THE Cleveland Cavaliers have signed an agreement with an investment group from China to become a minority owner of the National Basketball Association franchise and its arena, a partnership that could impact superstar LeBron James' future with the team.

The Asian conglomerate, which includes Huang Jianhua, a Chinese businessman who has brokered sponsorship deals with the New York Yankees and other sports franchises in the US, could acquire up to 15 percent of Cavaliers Operating Company, the entity that owns the team and operates Quicken Loans Arena.

The deal, completed in recent days, must be approved by the league's board of governors.

Team President Len Komoroski said on Sunday the group approached Cavaliers principal owner Dan Gilbert about the partnership and called the business venture "an exciting new opportunity."

If approved, the deal would provide marketing opportunities for the Cavaliers and James, who is eligible to become a free agent in the summer of 2010. The 24-year-old MVP, who is already among the league's most popular players in Asia, has stated he wants to become the first billionaire athlete. His brand overseas could be enhanced by playing for a team with Chinese business partners.

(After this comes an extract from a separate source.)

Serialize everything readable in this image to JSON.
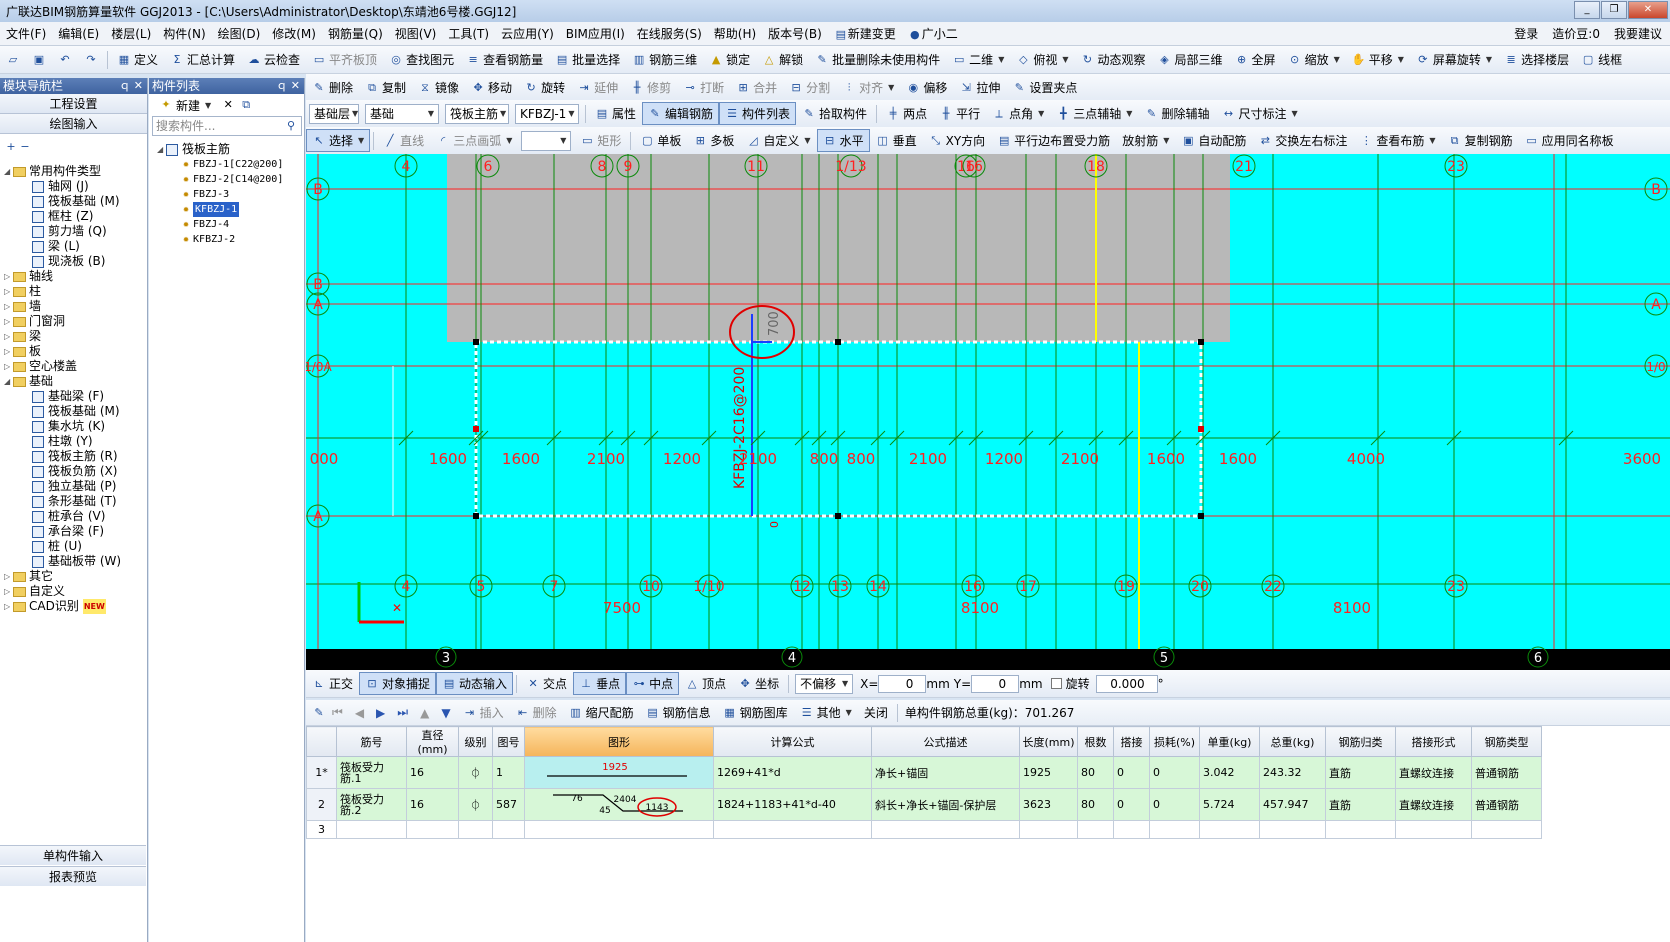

There has been ongoing speculation that James will leave Cleveland to play in a larger market like New York or Los Angeles because of the vast business opportunities.

But James - and his giant corporate sponsors like Nike - have broader goals and may be able to attain them by tapping into China's colossal consumer market without him ever leaving Cleveland.

James has never given any indication he wants to leave the Cavaliers, who drafted the Akron, Ohio, native with the No. 1 overall pick in 2003. He won a gold medal with the US team at the 2008 Beijing Games and has made four trips to China.

"It's a big market. They love the game of basketball. I've been over there the last four or five summers. It should be good," he said.